Olhando o imenso tronco da araucária, não pôde deixar de reparar que as marcas pareciam feridas, cortadas por lâminas em suas cascas. Inicialmente, pensou que pareciam dois cortes suturados com linhas grossas por um enfermeiro incompetente, mas depois, observando com mais cuidado, conseguiu visualizar a forma de um par de chifres de cervo.
Vasculhou as árvores mais próximas e encontrou outra, marcada com o mesmo símbolo, e em sua base, outro passarinho cego com o pescoço virado. De árvore em árvore marcada, ele foi avançando mata à dentro. Sempre com os chifres de cervo esculpidos no tronco, e os passarinhos de olhos brancos em suas raízes.

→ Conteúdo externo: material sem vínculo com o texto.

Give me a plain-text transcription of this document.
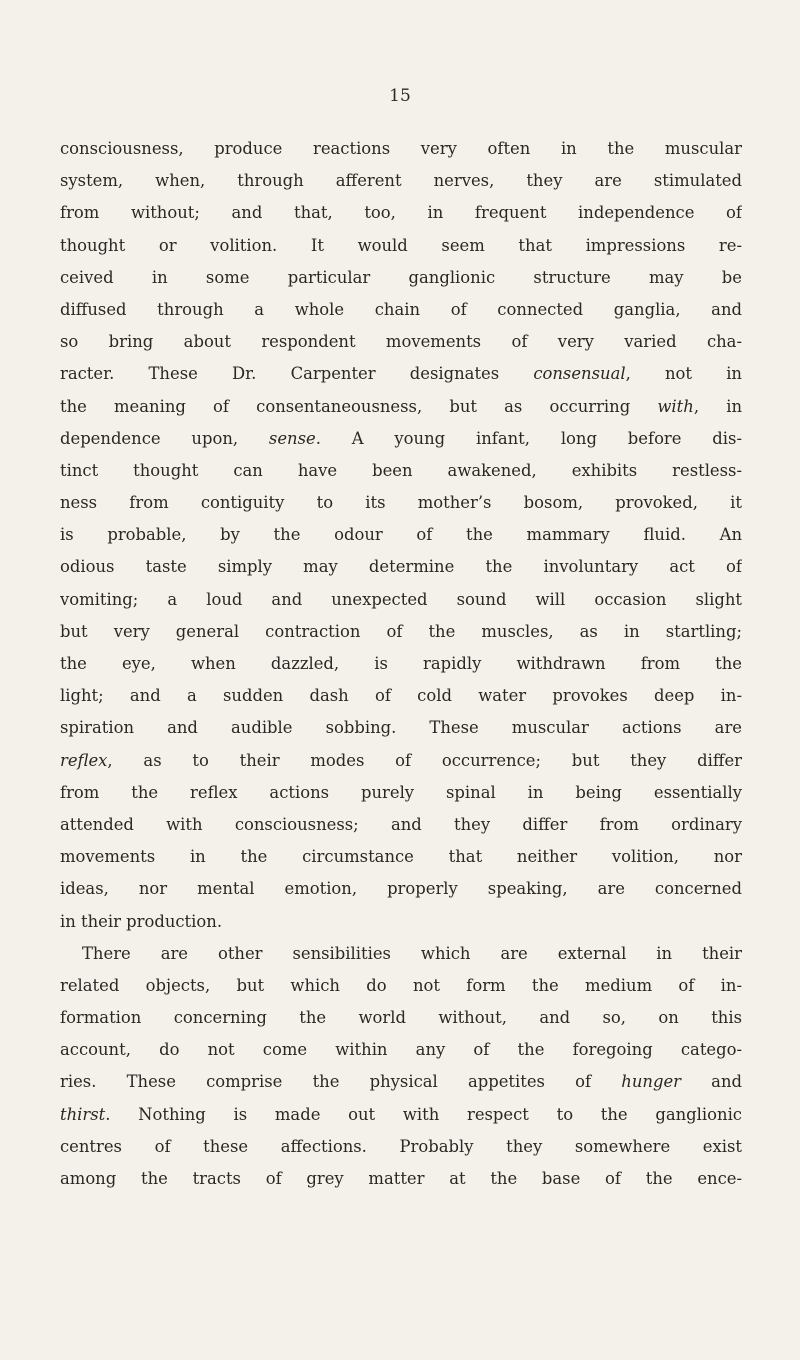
15
consciousness, produce reactions very often in the muscular
system, when, through afferent nerves, they are stimulated
from without; and that, too, in frequent independence of
thought or volition. It would seem that impressions re-
ceived in some particular ganglionic structure may be
diffused through a whole chain of connected ganglia, and
so bring about respondent movements of very varied cha-
racter. These Dr. Carpenter designates consensual, not in
the meaning of consentaneousness, but as occurring with, in
dependence upon, sense. A young infant, long before dis-
tinct thought can have been awakened, exhibits restless-
ness from contiguity to its mother’s bosom, provoked, it
is probable, by the odour of the mammary fluid. An
odious taste simply may determine the involuntary act of
vomiting; a loud and unexpected sound will occasion slight
but very general contraction of the muscles, as in startling;
the eye, when dazzled, is rapidly withdrawn from the
light; and a sudden dash of cold water provokes deep in-
spiration and audible sobbing. These muscular actions are
reflex, as to their modes of occurrence; but they differ
from the reflex actions purely spinal in being essentially
attended with consciousness; and they differ from ordinary
movements in the circumstance that neither volition, nor
ideas, nor mental emotion, properly speaking, are concerned
in their production.
There are other sensibilities which are external in their
related objects, but which do not form the medium of in-
formation concerning the world without, and so, on this
account, do not come within any of the foregoing catego-
ries. These comprise the physical appetites of hunger and
thirst. Nothing is made out with respect to the ganglionic
centres of these affections. Probably they somewhere exist
among the tracts of grey matter at the base of the ence-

Uma trilha macabra, que tomou o lugar dos sussurros do vento como seu guia na floresta. Estava hipnotizado e, apesar do medo, não conseguia evitar o chamado. Seguia o caminho, imerso no inexplicável silêncio da mata, e tentando controlar os ruídos ensurdecedores que explodiam em pensamentos enlouquecidos dentro da sua cabeça.Os galhos estalavam sob seus passos acelerados. Já havia passado por dezenas de árvores marcadas e passarinhos mortos. Sentia o cheiro inebriante da terra úmida, em um perfume exalado do líquido da veias dos deuses, subindo através das entranhas do solo. O ocaso já trazia matizes de vermelho e laranja para misturar-se ao verde, preconizando o fim do dia e a chegada da noite. Momentos antes da escuridão total, ele encontrou a cabana.

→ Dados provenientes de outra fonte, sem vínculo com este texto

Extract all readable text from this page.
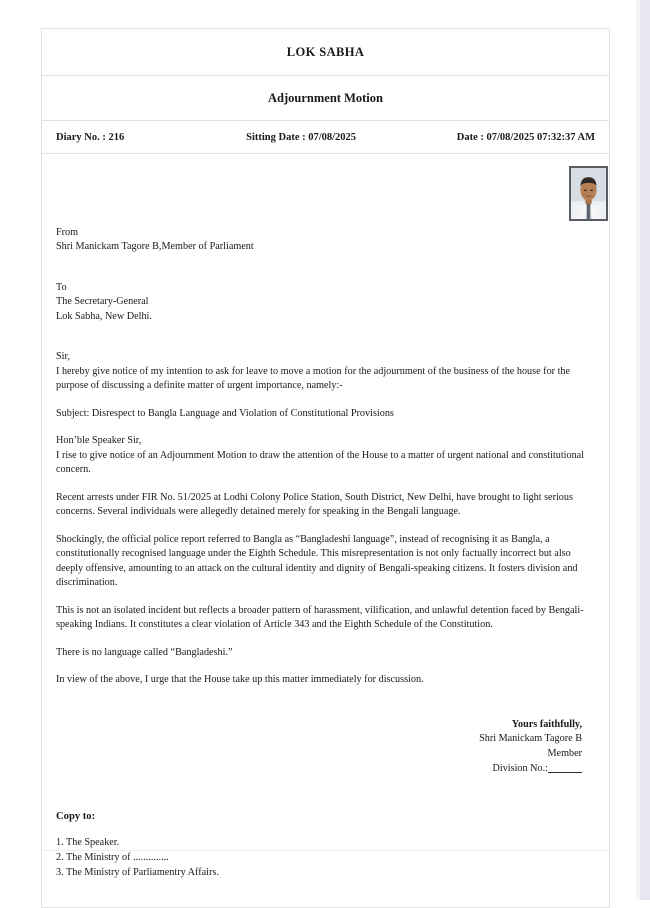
LOK SABHA
Adjournment Motion
Diary No. : 216	Sitting Date : 07/08/2025	Date : 07/08/2025 07:32:37 AM
From
Shri Manickam Tagore B,Member of Parliament
To
The Secretary-General
Lok Sabha, New Delhi.
Sir,
I hereby give notice of my intention to ask for leave to move a motion for the adjournment of the business of the house for the purpose of discussing a definite matter of urgent importance, namely:-
Subject: Disrespect to Bangla Language and Violation of Constitutional Provisions
Hon’ble Speaker Sir,
I rise to give notice of an Adjournment Motion to draw the attention of the House to a matter of urgent national and constitutional concern.
Recent arrests under FIR No. 51/2025 at Lodhi Colony Police Station, South District, New Delhi, have brought to light serious concerns. Several individuals were allegedly detained merely for speaking in the Bengali language.
Shockingly, the official police report referred to Bangla as “Bangladeshi language”, instead of recognising it as Bangla, a constitutionally recognised language under the Eighth Schedule. This misrepresentation is not only factually incorrect but also deeply offensive, amounting to an attack on the cultural identity and dignity of Bengali-speaking citizens. It fosters division and discrimination.
This is not an isolated incident but reflects a broader pattern of harassment, vilification, and unlawful detention faced by Bengali-speaking Indians. It constitutes a clear violation of Article 343 and the Eighth Schedule of the Constitution.
There is no language called “Bangladeshi.”
In view of the above, I urge that the House take up this matter immediately for discussion.
Yours faithfully,
Shri Manickam Tagore B
Member
Division No.:
Copy to:
1. The Speaker.
2. The Ministry of ..............
3. The Ministry of Parliamentry Affairs.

Dezenas de passaros mortos à sua porta. Todos cegos, todos os pescoços virados. E na sua porta estava esculpida outra vez a marca, agora feita com um pouco mais de capricho. Um círculo com chifres de cervo.
Ele não conhecia a cultura celta , ou saberia que era a representação de Cerunos, um dos seus deuses mais antigos. Deus das florestas e dos animais, representava a força do poder masculino, o ciclo da natureza, a morte e o renascimento.
Dentro da cabana, ele via a luz irregular e avermelhada de uma fogueira. E ouvia novamente o sussurro das copas das árvores em forma de cânticos suaves. Hesitou por um momento, e queria sair correndo dali. Fugir de volta, rumo a última casa da rua, mas ele sentia que já não existia. Só a escuridão da floresta morta e silenciosa. O único sinal de vida estava na cabana. A atração irresistível do desconhecido. A próxima etapa do ciclo, com olhos brancos e pescoços torcidos. Ele girou a maçaneta, abrindo a porta da cabana, e mergulhando no princípio do fim.Pode entrar. Tenho certeza de que você vai adorar. O visual é lindo aqui. É uma imensa reserva, o que garante esta paz e a tranquilidade de saber que poderá desfrutar para sempre deste verde. Sente o cheiro da mata, que gostoso.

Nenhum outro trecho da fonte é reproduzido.